2) Steel is a major conductor of heat and cold. Cement siding is not. This means that a home will remain cooler in summer and warmer in winter with HardiePlank.

3) There are electrical concerns with steel siding. A short circuit anywhere in the electrical system could electrify the entire exterior of the building unless the siding is properly grounded. With cement siding, this is never a concern.

The only documented problems with HardiePlank involve installations that were not done according to the manufacturer’s specifications. Therefore, it is important to have the material installed by a licensed contractor who is very familiar with HardiePlank and who pays strict attention to the installation instructions.
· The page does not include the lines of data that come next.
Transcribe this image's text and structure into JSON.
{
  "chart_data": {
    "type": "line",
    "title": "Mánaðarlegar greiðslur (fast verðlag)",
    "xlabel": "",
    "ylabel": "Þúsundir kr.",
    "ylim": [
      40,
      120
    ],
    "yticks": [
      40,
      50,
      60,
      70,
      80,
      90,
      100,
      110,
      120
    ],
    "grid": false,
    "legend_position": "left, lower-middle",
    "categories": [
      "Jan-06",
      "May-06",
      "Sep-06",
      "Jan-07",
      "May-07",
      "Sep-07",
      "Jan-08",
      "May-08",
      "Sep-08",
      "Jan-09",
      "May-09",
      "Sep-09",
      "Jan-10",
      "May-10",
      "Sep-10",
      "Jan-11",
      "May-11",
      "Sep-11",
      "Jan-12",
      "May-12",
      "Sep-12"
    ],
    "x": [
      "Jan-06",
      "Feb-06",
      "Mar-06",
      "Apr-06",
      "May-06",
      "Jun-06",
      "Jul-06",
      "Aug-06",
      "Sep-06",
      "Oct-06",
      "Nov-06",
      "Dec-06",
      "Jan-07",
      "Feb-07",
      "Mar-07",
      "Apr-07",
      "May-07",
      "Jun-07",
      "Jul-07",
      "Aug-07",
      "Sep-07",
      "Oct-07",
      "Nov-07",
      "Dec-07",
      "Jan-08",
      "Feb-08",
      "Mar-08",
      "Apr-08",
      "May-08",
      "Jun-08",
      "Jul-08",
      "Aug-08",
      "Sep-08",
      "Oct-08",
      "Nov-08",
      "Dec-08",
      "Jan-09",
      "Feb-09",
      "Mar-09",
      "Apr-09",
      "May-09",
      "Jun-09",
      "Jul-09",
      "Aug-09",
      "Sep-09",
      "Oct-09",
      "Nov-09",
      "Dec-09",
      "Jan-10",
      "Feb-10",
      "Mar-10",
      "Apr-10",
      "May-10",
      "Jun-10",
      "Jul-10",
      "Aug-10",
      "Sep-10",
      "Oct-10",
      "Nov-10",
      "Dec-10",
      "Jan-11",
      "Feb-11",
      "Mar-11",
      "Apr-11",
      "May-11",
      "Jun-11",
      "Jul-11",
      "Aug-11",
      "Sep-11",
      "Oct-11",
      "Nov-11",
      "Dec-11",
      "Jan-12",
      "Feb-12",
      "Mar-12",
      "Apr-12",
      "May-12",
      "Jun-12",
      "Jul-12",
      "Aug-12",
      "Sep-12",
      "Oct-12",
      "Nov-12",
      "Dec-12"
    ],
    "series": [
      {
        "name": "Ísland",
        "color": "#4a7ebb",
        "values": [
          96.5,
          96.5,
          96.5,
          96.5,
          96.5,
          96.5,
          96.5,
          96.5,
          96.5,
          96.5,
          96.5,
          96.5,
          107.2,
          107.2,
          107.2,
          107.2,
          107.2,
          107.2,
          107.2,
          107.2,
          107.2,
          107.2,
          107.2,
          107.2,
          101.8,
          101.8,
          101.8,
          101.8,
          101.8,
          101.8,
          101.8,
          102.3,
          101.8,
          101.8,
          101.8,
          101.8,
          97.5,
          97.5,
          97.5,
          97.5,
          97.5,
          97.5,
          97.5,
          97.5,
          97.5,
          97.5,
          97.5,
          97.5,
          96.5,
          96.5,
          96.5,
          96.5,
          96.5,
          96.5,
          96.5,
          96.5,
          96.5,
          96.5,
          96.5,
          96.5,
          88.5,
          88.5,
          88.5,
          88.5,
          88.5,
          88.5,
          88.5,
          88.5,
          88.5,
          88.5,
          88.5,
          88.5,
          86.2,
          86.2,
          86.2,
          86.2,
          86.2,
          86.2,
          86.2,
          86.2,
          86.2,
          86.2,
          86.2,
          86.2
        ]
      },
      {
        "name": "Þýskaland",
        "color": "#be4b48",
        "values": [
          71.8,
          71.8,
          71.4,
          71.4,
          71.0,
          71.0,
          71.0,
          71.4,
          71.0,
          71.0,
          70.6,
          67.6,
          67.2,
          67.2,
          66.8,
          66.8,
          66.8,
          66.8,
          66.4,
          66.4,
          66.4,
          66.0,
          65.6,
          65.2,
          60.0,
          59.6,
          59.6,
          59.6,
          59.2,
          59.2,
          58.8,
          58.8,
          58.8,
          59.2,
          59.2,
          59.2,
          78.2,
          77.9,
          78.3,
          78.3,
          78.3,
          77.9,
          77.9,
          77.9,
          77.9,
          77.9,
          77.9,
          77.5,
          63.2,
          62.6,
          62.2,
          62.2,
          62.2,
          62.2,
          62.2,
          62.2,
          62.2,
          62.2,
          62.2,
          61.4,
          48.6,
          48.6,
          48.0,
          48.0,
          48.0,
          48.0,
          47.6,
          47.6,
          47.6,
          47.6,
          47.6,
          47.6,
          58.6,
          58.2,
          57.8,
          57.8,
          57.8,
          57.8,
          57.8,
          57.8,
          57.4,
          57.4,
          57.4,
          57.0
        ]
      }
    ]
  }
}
DEAR BARRY: I bought a house last year and recently learned that the air ducts in the house are made of asbestos and need to be replaced. Shouldn’t our home inspector have checked for this? Do I have a case against the inspection company for failure to disclose, and can I ask them to replace the air ducts because of this oversight? –Amol

DEAR AMOL: Many older homes, those built from the 1950s until 1973, have forced-air heating ducts that are insulated with asbestos material. The ducts themselves were typically made of sheet metal, which is probably the case in your home. This means that the asbestos is probably on the outer surfaces of the ducts and is not exposed to the warm air that passes through the ducts.

Asbestos-insulated ducts are not regarded as a health hazard. However, if the asbestos insulation is damaged or loose, removal and disposal by a licensed asbestos abatement contractor is recommended. If the asbestos insulation is secure and intact, it can be left as is, without concern. It can even be wrapped with an overlay of fiberglass insulation. This will increase the energy efficiency of the ducts and prevent accidental contact by anyone who does work in the attic.

Disclosure of asbestos is not within the scope of a home inspection. In fact, it is specifically disclaimed in most home inspection contracts. This could be the reason that your home inspector made no mention of the insulation on the ducts. However, competent home inspectors recognize duct insulation that is likely to contain asbestos and routinely disclose that information to customers. If your home inspector said nothing about possible asbestos, he is not in violation of professional standards, but he definitely could be doing a more thorough job of disclosure.